One emergency situation from June of 2010 explains the dilemma.
High water levels forced the BPA to provide over 73,000 MWh of free electricity to the grid so that the wind farms, which receive government subsidies as a substantial portion of their profit margin, could generate power.
According to the BPA, the already 3.3 gigs of wind generation capacity in the Pacific Northwest, will soon be supplemented by an additional 3 gigs of wind power.
Lack of sufficient transmission capacity in the region partially accounts for the problem. Therefore, because of the additional wind power capacity, the BPA expects the problems to persist over time.

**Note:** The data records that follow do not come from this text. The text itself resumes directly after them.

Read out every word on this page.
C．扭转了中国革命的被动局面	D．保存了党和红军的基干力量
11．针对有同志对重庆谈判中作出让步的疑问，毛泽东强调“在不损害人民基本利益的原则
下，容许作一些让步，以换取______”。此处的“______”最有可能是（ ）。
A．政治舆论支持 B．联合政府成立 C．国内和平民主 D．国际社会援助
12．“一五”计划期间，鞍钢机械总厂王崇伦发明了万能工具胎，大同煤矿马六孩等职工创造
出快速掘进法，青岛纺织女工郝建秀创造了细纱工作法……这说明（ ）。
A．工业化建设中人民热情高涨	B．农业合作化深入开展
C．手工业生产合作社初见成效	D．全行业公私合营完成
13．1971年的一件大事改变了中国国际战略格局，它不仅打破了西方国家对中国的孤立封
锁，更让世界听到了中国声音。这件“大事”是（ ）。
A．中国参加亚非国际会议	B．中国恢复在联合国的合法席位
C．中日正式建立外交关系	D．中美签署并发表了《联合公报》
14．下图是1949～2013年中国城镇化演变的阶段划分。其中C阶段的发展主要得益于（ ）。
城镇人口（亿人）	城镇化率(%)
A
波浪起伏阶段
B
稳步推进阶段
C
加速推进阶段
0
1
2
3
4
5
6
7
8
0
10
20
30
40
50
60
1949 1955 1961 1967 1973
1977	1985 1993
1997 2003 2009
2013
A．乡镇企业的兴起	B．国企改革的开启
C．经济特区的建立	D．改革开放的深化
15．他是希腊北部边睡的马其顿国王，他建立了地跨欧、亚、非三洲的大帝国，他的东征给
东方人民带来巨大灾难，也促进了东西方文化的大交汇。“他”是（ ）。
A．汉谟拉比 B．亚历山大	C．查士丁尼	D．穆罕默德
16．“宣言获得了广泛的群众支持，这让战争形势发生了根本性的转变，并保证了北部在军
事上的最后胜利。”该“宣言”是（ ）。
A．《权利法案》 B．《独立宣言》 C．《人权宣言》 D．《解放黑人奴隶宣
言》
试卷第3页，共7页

A quick examination of the specs on the The Pacific DC Intertie Sylmar Replacement Project, the Intertie shows it is capable of transmitting 3,100 MW (or about 3 gigs of electricity).
Fuzzy electricity math suggests that the 3 gig HVDC system between OR to CA is already insufficient to deal with electricity transfer from OR to CA in some instances, and therefore will be even less capable of dealing with electricity transfer of the additional wind generated electricity.
Transmission planning is no doubt being considered. Here's one take.
Siemens designed an Ultra HVDC Transmission System capable of transferring up to seven gigs of electricity.
So, if the Pacific DC intertie had the Siemens Ultra HVDC installed rather than the current system installed, it sounds as if the current problem would be solved, along with possibly solving potential future transmission glitches when the extra 3 gigs of wind power capacity comes online.
Someone (in a wind webinar about the 1:08 mark) suggested that if the BPA managed their load in 5 minute intervals rather than hourly intervals, they could improve their load balancing efficiencies. However, it did not appear that this approach would help in emergency situations, or address the issue of the next 3 gigs of wind power coming online.
Because the Pacifc DC transmission corridor already exists, the issue of eminent domain is moot with respect to upgrading the present transmission lines.
The older HVDC equipment be recycled and used for solar projects in the area.
No doubt alternatives to this proposal exist. It's offered as an example of a simple two step problem solving exercise.